For the non-simple type (DataPktType) you might consider the following crude outline (if only to help get you started).

First, I added 2 virtual methods to all classes that needed to participate - in my case, we called them store and restore. These methods dealt only with the data attributes of their own class.

restore() was, in some sense, the inverse of store().

struct SType{
  int Num;
  char Word[20];
  char sugg[20];

  virtual void store(ostream& os);
  virtual void restore(istream& is);
};


struct DataPktType
{
  list<SType> MyList;
  char filename[MAX_SIZE];
  int numslaves;

  virtual void store(ostream& os);
  virtual void restore(istream& is);
};

So, where DataPktType.store() might transfer every POD data attribute into the ostream:

DataPktType::store(ostream& os)
{
   os << MyList.size(); // gotta know how many to extract later

   for (auto it = myList.begin(); myList.end(); it++)
   {
      it->store(os); // tell the SType to store itself at this point in the stream
   }

   os << filename;
   os << numslaves;
}

Then, the 'inverse' might be something like

DataPktType::restore(istream& is)
{
   size_t listSize = 0;
   is >> listSize;  
   // input error checks

   for(size_t i=0; i<listSize; ++i)
   {
      SType listItem;

      listItem.restore(is); // assumes the list item contents are 'next' in the file

      MyList.push_back(listItem); // I don't use std::list often, 
      // there seems to be several choices for adding to a list
   }

   is >> filename;
   is >> numslaves;
}

These are the kinds of things I think you need to do.

Notice no pointers go into the streams.

Notice that the symmetry is not perfect, but you will have to figure out how to handle each action.

In my effort, I believe I added some simple checks along the way ...

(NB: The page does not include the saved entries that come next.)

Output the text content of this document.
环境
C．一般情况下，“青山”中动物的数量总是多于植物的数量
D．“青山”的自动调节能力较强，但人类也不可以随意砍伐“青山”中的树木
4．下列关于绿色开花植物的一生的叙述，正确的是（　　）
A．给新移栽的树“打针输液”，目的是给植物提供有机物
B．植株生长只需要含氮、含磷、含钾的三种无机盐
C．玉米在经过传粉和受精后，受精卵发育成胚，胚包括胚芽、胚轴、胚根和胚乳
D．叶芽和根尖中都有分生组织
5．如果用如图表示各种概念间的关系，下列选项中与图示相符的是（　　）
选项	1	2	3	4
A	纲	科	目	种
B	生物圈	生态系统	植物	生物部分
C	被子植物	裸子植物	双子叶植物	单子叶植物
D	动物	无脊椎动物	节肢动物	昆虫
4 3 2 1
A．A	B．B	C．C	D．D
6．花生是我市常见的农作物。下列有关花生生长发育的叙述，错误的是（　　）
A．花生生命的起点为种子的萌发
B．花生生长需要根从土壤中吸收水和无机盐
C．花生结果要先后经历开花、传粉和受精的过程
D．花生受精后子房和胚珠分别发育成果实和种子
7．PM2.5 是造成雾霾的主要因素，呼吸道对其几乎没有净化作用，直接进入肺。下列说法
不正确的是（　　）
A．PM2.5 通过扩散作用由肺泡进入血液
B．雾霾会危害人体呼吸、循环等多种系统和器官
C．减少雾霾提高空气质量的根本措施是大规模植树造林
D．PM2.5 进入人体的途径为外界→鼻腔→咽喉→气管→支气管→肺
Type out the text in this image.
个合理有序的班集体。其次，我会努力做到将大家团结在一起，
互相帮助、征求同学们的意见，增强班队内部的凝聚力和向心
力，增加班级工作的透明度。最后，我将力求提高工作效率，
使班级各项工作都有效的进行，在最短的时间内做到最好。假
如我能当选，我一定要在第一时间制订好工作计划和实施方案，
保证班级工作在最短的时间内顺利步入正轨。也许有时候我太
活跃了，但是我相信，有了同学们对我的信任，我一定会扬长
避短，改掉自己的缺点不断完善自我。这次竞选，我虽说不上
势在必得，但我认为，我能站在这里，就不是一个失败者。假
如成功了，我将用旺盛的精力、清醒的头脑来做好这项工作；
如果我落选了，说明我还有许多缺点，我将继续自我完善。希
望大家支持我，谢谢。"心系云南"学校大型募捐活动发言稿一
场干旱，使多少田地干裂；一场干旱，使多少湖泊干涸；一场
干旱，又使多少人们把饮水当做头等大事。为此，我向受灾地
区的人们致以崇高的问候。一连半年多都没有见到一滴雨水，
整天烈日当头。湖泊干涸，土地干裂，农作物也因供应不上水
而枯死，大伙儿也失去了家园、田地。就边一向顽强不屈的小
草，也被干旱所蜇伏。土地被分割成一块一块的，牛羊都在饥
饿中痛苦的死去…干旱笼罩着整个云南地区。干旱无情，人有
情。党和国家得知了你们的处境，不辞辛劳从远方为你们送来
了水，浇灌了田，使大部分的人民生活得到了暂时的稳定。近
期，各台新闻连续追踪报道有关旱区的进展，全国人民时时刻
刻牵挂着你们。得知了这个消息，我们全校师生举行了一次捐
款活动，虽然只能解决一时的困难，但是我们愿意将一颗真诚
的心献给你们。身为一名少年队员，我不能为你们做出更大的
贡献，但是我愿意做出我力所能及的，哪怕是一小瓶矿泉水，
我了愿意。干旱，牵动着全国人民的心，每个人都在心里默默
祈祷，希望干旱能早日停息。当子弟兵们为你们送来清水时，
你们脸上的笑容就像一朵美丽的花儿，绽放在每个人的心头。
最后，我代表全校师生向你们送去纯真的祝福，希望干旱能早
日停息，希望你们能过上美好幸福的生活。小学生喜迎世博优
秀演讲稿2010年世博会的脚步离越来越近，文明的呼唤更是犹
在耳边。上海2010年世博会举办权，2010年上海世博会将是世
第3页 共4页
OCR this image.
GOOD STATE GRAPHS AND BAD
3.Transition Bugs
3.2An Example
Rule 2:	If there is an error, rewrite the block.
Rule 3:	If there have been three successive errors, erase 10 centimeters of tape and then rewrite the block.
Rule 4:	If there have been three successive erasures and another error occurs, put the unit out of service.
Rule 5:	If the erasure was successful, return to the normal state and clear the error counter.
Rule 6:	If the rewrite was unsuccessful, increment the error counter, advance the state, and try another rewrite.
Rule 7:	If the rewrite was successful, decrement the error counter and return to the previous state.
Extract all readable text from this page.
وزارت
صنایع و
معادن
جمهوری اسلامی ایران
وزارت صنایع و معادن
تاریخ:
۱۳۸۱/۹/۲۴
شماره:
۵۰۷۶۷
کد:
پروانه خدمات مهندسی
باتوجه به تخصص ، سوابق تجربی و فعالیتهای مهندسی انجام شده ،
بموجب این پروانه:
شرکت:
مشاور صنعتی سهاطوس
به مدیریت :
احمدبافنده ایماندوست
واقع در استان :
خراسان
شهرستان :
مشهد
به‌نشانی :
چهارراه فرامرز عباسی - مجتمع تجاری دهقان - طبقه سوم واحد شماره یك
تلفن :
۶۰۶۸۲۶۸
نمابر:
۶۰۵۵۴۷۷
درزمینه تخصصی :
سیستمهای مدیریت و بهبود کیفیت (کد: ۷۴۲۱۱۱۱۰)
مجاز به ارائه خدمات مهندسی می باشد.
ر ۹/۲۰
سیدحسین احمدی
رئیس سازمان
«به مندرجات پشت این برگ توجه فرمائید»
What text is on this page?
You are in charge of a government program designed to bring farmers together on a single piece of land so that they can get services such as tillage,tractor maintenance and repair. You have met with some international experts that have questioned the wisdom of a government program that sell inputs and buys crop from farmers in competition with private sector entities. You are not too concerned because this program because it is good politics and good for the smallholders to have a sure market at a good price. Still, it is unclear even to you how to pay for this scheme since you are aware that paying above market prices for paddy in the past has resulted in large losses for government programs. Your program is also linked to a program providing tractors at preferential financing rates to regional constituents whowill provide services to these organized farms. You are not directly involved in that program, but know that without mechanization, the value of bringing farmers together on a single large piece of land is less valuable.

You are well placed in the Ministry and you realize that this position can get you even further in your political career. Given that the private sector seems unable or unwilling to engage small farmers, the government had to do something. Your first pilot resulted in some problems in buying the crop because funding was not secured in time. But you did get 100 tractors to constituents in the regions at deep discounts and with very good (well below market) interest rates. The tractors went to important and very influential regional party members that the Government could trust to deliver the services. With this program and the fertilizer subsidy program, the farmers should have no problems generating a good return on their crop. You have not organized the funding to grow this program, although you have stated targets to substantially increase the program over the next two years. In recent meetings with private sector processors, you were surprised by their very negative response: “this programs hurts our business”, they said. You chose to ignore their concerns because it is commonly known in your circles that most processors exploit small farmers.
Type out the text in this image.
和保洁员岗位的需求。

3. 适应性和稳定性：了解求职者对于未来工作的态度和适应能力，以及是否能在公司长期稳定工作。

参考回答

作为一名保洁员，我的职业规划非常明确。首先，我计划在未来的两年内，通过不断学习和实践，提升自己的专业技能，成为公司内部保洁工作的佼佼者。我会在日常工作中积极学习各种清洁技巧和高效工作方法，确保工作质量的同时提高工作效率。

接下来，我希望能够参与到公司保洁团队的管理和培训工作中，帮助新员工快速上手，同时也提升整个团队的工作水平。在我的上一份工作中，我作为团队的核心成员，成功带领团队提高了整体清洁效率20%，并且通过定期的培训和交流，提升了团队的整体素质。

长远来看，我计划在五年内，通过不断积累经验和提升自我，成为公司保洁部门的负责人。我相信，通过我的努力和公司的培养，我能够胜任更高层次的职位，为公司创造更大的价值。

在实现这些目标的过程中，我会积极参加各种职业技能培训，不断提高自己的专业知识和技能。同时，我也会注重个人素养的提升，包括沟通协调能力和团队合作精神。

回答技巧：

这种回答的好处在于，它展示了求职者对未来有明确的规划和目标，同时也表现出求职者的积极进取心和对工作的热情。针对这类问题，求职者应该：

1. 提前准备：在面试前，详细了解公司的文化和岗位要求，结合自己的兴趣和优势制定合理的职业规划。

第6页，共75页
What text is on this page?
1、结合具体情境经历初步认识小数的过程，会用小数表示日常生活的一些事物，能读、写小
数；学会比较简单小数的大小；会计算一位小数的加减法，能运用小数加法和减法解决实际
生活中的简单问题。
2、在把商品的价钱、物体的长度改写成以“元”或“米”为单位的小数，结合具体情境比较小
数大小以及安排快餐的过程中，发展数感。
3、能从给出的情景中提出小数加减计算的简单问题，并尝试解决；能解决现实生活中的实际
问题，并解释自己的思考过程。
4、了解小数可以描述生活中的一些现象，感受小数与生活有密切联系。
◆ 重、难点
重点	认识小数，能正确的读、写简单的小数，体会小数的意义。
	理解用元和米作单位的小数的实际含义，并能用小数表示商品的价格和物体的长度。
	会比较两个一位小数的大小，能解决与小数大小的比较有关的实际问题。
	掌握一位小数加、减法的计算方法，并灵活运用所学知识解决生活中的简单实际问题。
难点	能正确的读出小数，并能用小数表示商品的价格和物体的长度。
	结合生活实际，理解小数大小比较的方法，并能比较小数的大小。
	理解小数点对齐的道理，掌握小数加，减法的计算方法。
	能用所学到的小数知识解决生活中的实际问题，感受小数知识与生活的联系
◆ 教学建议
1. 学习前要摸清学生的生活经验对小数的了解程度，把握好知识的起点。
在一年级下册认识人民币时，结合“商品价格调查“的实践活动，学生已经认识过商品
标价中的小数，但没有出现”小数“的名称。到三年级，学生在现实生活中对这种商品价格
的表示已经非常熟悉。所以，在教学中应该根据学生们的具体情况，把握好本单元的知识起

Also, my team used text for the first implementation. As a human, that will be much easier to debug, and you can use an editor to debug 'symmetry' issues.

Furthermore, you may find that the text i/o performance is adequate, and thus just leave it as text.

We had some tight deadlines, and ultimately chose the binary i/o. But we kept the text i/o simply to test.

Good luck.

PS - we eventually added a 'version' number for the contents of store/restore, to support struct changes during evolution of the project code.